The largest provider of consumer credit information in the United States and a growing force internationally, Equifax sees a use for its enormous data base in the fledgling business of authenticating identities in on-line transactions.

Atlanta-based Equifax and International Business Machines Corp. announced this week that they will jointly develop and market digital certificate services.

Equifax will provide the issuance, renewal, and revocation of electronic credentials on an outsourced basis. The service will be integrated with IBM's software for storing and managing certificates.

Digital certification, which relies on data encryption technology to keep electronic data and messages secure from tampering and eavesdropping, is widely viewed as a key to personal privacy on the Internet.

Equifax said it can draw on consumer credit histories on 190 million Americans to aid in the first crucial step of certification-the authentication of consumer identities.
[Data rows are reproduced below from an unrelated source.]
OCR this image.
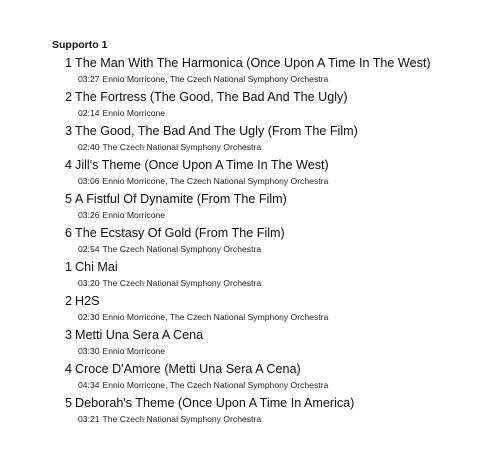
Supporto 1
1 The Man With The Harmonica (Once Upon A Time In The West)
03:27 Ennio Morricone, The Czech National Symphony Orchestra
2 The Fortress (The Good, The Bad And The Ugly)
02:14 Ennio Morricone
3 The Good, The Bad And The Ugly (From The Film)
02:40 The Czech National Symphony Orchestra
4 Jill's Theme (Once Upon A Time In The West)
03:06 Ennio Morricone, The Czech National Symphony Orchestra
5 A Fistful Of Dynamite (From The Film)
03:26 Ennio Morricone
6 The Ecstasy Of Gold (From The Film)
02:54 The Czech National Symphony Orchestra
1 Chi Mai
03:20 The Czech National Symphony Orchestra
2 H2S
02:30 Ennio Morricone, The Czech National Symphony Orchestra
3 Metti Una Sera A Cena
03:30 Ennio Morricone
4 Croce D'Amore (Metti Una Sera A Cena)
04:34 Ennio Morricone, The Czech National Symphony Orchestra
5 Deborah's Theme (Once Upon A Time In America)
03:21 The Czech National Symphony Orchestra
Equifax would also apply its experience in credit-file management in issuing and revoking certificates.

The vast volumes of ever-changing consumer data should not be a problem for Equifax, said Thomas F. Chapman, president and chief executive officer, since the company conducts 2,000 transactions a second and connects buyers and sellers millions of times a day.

Equifax is well-placed to play the role of registration authority because of its detailed consumer data base, said David Stewart, a director at Global Concepts Inc. of Norcross, Ga. "It is in a good position to validate the creditworthiness of individuals," he said.

With IBM providing the software to store certificates, the two companies are "combining their respective strengths to create the ideal scenario," Mr. Stewart said. "If digital certificates are going to mature, this is one step toward making it happen."

IBM and Equifax initially will target North America but plan to expand, riding on the government approval IBM has obtained to export strong encryption from the United States.

IBM officials said some of the 17 member banks of the Integrion Financial Network, a remote banking service partly owned by IBM, are considering using the digital certificate service.

Jeffrey R. Johnson, senior vice president of electronic commerce at Equifax, sees three broad markets for digital certificates: within enterprises; at large corporations using single-sign-on security methods; and business to business, business to consumer, or government to citizen.

"We believe it will be a dramatic-growth marketplace," Mr. Johnson said. Total certification revenue was $50 million last year, he said, and should be $1 billion by 2001.